According to a report released by Tenable Research, there has been a discovery and disclosure of two distinct vulnerabilities in the MAGMI or the (Magento Mass Import) plugin. It must be noted that the MAGMI plugin was part of the subject of the FBI’s flash security alert, which was announced in May since attackers were exploiting CVE-2017-7391 against the highly vulnerable Magento sites.
CVE-2020-5776, in essence, is a cross-site request forgery vulnerability in MAGMI for Magento.
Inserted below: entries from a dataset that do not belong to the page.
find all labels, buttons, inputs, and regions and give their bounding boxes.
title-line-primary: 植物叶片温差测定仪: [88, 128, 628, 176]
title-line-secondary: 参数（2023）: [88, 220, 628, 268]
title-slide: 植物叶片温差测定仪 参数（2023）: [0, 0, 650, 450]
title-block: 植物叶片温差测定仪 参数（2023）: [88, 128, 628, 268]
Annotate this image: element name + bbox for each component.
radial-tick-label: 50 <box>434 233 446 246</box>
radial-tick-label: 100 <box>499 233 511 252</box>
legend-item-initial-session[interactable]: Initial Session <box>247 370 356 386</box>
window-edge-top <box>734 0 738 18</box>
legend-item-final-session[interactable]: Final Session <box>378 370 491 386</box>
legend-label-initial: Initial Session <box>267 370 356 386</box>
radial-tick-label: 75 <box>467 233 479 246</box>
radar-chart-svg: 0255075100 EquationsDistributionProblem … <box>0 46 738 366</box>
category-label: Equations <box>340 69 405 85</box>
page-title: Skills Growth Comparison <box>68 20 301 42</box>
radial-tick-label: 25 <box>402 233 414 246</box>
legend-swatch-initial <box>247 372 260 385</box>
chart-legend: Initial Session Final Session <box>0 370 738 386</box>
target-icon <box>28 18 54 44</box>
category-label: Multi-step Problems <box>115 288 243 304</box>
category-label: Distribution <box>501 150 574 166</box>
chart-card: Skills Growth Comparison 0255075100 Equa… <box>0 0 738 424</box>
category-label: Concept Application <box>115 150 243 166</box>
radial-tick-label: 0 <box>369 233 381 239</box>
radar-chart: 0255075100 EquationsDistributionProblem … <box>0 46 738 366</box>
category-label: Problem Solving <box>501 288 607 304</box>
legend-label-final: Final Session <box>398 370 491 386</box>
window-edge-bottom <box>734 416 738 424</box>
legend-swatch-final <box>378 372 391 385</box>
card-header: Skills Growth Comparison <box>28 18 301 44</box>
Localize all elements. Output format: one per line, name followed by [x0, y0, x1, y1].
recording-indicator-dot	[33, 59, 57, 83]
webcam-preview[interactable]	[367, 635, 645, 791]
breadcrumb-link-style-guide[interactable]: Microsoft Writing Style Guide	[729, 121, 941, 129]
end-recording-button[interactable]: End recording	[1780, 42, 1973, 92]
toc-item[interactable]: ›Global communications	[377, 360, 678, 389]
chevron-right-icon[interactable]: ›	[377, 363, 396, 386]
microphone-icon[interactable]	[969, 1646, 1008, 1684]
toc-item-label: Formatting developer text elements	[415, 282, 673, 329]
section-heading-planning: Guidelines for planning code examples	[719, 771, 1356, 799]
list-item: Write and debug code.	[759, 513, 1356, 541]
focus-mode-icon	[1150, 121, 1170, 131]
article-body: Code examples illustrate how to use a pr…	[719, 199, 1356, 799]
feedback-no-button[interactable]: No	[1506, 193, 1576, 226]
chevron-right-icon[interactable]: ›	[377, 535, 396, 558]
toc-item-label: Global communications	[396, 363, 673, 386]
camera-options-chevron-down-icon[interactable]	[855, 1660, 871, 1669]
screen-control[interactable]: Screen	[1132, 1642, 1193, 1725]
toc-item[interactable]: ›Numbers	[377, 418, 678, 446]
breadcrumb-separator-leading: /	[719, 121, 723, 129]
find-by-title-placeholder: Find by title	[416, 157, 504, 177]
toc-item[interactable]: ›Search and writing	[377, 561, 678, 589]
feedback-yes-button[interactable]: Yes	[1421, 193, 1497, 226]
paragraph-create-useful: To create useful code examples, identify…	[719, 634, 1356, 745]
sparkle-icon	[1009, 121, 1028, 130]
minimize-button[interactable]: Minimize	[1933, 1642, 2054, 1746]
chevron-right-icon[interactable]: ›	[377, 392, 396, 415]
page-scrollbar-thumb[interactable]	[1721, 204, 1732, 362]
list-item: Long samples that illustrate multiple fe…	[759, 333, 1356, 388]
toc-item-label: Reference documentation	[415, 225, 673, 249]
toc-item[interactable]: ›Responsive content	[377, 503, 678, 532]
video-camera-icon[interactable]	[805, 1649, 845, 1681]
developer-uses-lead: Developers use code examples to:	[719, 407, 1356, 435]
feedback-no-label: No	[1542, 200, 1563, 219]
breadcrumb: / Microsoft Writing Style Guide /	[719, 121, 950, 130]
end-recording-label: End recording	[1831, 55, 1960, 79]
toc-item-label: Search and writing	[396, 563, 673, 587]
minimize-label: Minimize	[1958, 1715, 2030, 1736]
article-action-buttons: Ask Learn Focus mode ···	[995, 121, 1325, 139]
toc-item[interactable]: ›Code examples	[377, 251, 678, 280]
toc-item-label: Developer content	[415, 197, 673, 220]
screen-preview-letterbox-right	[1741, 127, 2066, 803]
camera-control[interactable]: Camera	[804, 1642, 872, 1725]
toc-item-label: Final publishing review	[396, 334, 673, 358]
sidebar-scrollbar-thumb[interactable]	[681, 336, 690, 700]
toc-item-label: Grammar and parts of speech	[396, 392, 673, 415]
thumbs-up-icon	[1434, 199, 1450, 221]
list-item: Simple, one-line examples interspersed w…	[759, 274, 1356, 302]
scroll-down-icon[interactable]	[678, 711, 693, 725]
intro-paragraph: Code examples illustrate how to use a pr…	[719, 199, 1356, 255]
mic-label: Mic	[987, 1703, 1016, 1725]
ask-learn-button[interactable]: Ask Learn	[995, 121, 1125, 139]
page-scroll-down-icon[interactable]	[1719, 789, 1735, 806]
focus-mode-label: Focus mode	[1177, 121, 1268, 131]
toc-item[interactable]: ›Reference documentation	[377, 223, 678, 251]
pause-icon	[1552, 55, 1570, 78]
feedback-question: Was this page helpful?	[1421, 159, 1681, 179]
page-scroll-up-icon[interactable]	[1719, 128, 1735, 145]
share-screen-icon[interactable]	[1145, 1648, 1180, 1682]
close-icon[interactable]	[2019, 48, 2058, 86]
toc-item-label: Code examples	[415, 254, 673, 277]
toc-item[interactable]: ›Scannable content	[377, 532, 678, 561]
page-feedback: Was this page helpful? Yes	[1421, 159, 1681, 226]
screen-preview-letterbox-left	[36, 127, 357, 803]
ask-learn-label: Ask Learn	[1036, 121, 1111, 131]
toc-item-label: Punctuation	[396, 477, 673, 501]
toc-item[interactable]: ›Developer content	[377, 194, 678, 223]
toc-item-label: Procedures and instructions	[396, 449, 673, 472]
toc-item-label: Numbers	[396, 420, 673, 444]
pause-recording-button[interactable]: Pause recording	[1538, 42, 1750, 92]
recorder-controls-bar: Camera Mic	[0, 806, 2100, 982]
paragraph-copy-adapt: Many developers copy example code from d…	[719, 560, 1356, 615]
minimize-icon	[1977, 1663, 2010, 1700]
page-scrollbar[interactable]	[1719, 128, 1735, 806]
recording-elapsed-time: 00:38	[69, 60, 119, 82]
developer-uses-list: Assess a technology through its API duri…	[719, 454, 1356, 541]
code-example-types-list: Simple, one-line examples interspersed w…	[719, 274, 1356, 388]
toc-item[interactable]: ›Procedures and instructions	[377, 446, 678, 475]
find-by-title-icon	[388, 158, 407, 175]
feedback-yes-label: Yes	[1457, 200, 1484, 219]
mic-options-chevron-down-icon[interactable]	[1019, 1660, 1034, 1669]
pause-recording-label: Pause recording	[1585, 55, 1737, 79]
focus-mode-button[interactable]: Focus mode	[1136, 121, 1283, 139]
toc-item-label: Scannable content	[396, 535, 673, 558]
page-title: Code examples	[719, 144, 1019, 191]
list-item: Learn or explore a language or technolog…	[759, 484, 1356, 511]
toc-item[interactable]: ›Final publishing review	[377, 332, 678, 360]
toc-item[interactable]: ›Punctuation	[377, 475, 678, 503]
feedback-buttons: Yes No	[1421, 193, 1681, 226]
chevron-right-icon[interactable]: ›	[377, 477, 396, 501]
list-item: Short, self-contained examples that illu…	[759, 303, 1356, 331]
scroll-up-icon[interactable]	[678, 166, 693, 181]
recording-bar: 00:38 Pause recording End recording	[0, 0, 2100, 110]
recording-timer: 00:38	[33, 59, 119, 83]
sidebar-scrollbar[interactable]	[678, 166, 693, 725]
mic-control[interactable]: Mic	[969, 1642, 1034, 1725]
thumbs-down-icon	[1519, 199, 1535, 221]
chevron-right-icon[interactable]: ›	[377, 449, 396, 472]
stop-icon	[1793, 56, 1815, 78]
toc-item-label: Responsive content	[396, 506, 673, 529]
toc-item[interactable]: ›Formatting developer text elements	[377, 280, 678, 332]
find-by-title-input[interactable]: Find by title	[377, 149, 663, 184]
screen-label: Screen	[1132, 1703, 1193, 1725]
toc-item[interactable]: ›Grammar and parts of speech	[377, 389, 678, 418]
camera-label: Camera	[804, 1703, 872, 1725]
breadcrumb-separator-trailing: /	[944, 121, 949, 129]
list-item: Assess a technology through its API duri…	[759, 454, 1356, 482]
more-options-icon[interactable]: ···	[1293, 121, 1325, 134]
Attackers can exploit the vulnerability to carry out an attack by simply tricking the Magento Administrator and persuading it to click on the link even as they get authenticated to the MAGMI plugin. Attackers can hijack all the sessions of the administrator, thus allowing for the execution of the arbitrary code onto the server wherein the MAGMI plugin is hosted.
CVE-2020-5777 is basically an authentication bypass vulnerability within MAGMI for Magento version 0.7.23 and below, as a result of the presence of a fallback system that uses default credentials. Attackers can cause the connection of the database to fail, owing to a database denial of service (DB- DoS) attack, and later authenticate to MAGMI with the help of default credentials. While a patch for CVE-2020-5777 within MAGMI version 0.7.24 has been published on the 30th of August, the patch for CVE-2020-5776 is yet to be released.